Valley Parents Correspondent
Published: 2/12/2021 11:01:24 AM
Modified: 2/12/2021 11:01:22 AM

SOUTH POMFRET — Throughout the COVID-19 pandemic, adults and children alike have been looking to creative endeavors to occupy their time and bring them joy.

ArtisTree Community Arts Center and AVA Gallery and Art Center are two of the organizations people have turned to learn new skills or improve on existing ones. Along with teaching students how to throw a clay bowl or mug, the two nonprofit organizations have had to find ways to keep people safe while continuing to offer the hands-on, in-person experience of creating art in one of their many classes.

Traditionally, classes at both organizations have been taught in person, but in response to the pandemic, they’ve introduced virtual programs. There are also reduced-size, in-person classes. Marie Cross ArtisTree’s director of communications, said there has been an uptick in people seeking out their programming now that they have time to explore some new or neglected passions.

“Especially during the pandemic we have found that people seem to be turning toward expressing themselves in art forms more,” Cross said. “Art — in many forms — seems to be a popular extracurricular activity for children and adults.”

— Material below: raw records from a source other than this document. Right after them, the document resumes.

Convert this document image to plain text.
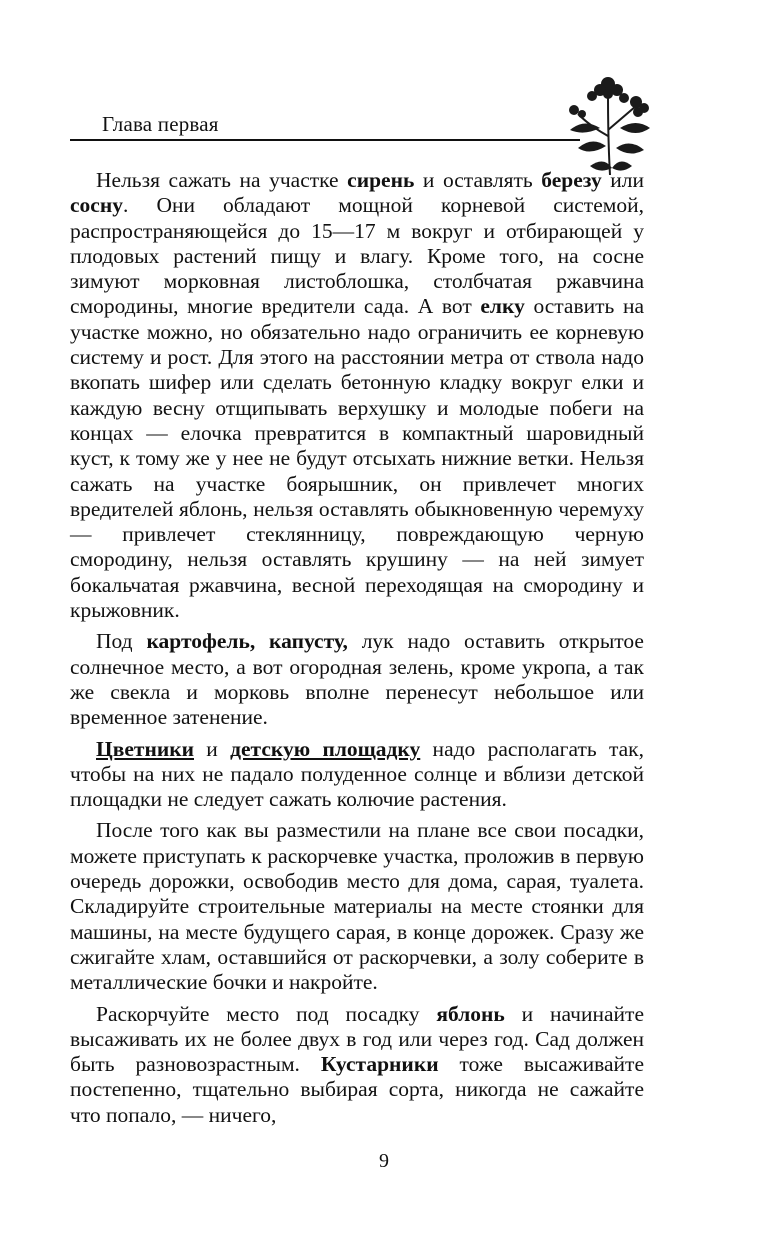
Глава первая

Нельзя сажать на участке сирень и оставлять березу или сосну. Они обладают мощной корневой системой, распространяющейся до 15—17 м вокруг и отбирающей у плодовых растений пищу и влагу. Кроме того, на сосне зимуют морковная листоблошка, столбчатая ржавчина смородины, многие вредители сада. А вот елку оставить на участке можно, но обязательно надо ограничить ее корневую систему и рост. Для этого на расстоянии метра от ствола надо вкопать шифер или сделать бетонную кладку вокруг елки и каждую весну отщипывать верхушку и молодые побеги на концах — елочка превратится в компактный шаровидный куст, к тому же у нее не будут отсыхать нижние ветки. Нельзя сажать на участке боярышник, он привлечет многих вредителей яблонь, нельзя оставлять обыкновенную черемуху — привлечет стеклянницу, повреждающую черную смородину, нельзя оставлять крушину — на ней зимует бокальчатая ржавчина, весной переходящая на смородину и крыжовник.

Под картофель, капусту, лук надо оставить открытое солнечное место, а вот огородная зелень, кроме укропа, а так же свекла и морковь вполне перенесут небольшое или временное затенение.

Цветники и детскую площадку надо располагать так, чтобы на них не падало полуденное солнце и вблизи детской площадки не следует сажать колючие растения.

После того как вы разместили на плане все свои посадки, можете приступать к раскорчевке участка, проложив в первую очередь дорожки, освободив место для дома, сарая, туалета. Складируйте строительные материалы на месте стоянки для машины, на месте будущего сарая, в конце дорожек. Сразу же сжигайте хлам, оставшийся от раскорчевки, а золу соберите в металлические бочки и накройте.

Раскорчуйте место под посадку яблонь и начинайте высаживать их не более двух в год или через год. Сад должен быть разновозрастным. Кустарники тоже высаживайте постепенно, тщательно выбирая сорта, никогда не сажайте что попало, — ничего,

9
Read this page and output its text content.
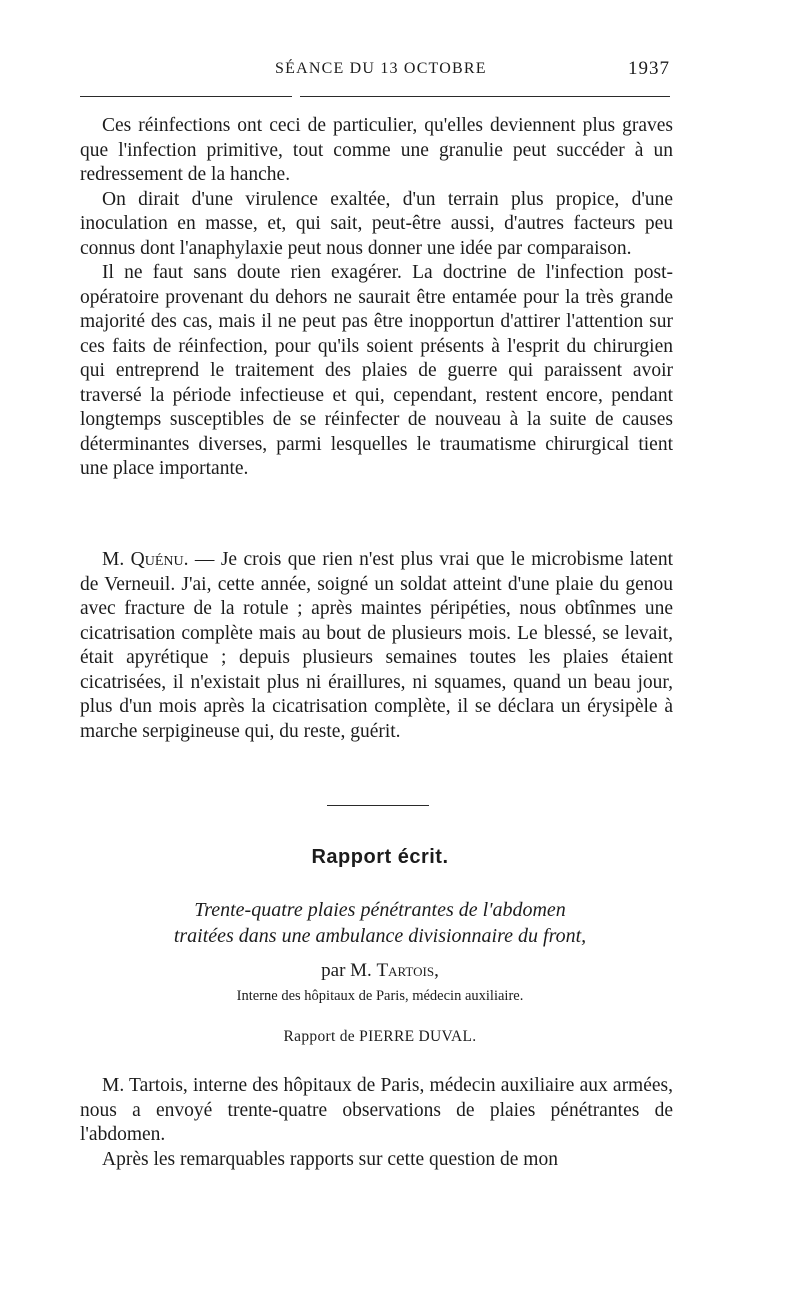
SÉANCE DU 13 OCTOBRE	1937

Ces réinfections ont ceci de particulier, qu'elles deviennent plus graves que l'infection primitive, tout comme une granulie peut succéder à un redressement de la hanche.

On dirait d'une virulence exaltée, d'un terrain plus propice, d'une inoculation en masse, et, qui sait, peut-être aussi, d'autres facteurs peu connus dont l'anaphylaxie peut nous donner une idée par comparaison.

Il ne faut sans doute rien exagérer. La doctrine de l'infection post-opératoire provenant du dehors ne saurait être entamée pour la très grande majorité des cas, mais il ne peut pas être inopportun d'attirer l'attention sur ces faits de réinfection, pour qu'ils soient présents à l'esprit du chirurgien qui entreprend le traitement des plaies de guerre qui paraissent avoir traversé la période infectieuse et qui, cependant, restent encore, pendant longtemps susceptibles de se réinfecter de nouveau à la suite de causes déterminantes diverses, parmi lesquelles le traumatisme chirurgical tient une place importante.

M. Quénu. — Je crois que rien n'est plus vrai que le microbisme latent de Verneuil. J'ai, cette année, soigné un soldat atteint d'une plaie du genou avec fracture de la rotule ; après maintes péripéties, nous obtînmes une cicatrisation complète mais au bout de plusieurs mois. Le blessé, se levait, était apyrétique ; depuis plusieurs semaines toutes les plaies étaient cicatrisées, il n'existait plus ni éraillures, ni squames, quand un beau jour, plus d'un mois après la cicatrisation complète, il se déclara un érysipèle à marche serpigineuse qui, du reste, guérit.

Rapport écrit.
Trente-quatre plaies pénétrantes de l'abdomen
traitées dans une ambulance divisionnaire du front,
par M. Tartois,
Interne des hôpitaux de Paris, médecin auxiliaire.
Rapport de PIERRE DUVAL.

M. Tartois, interne des hôpitaux de Paris, médecin auxiliaire aux armées, nous a envoyé trente-quatre observations de plaies pénétrantes de l'abdomen.

Après les remarquables rapports sur cette question de mon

For children, ArtisTree offers classes ranging from acrobatics to guitar building, from drawing and painting to stuffed animal design and creation, to a class called “Band in a Box.”

Similarly, AVA has partnered with organizations like the Montshire Museum of Science to offer outdoor classes for youth this fall and hope to do so again in the spring. Kids can also take virtual classes in digital animation and Adobe PhotoShop and Illustrator. For its online classes, AVA has teachers Zooming in from Florida and students tuning in from North Dakota, said Nick Gaffney, AVA’s education manager. He’s also been glad to see an increase in access to art and art instructors.

“Whether it’s digital animation on an app on an iPad, or it’s clay on the wheel, or it’s building something crazy using Popsicle sticks and other materials, or just paint and paper, we want to offer ways to exercise those creative muscles,” Gaffney said.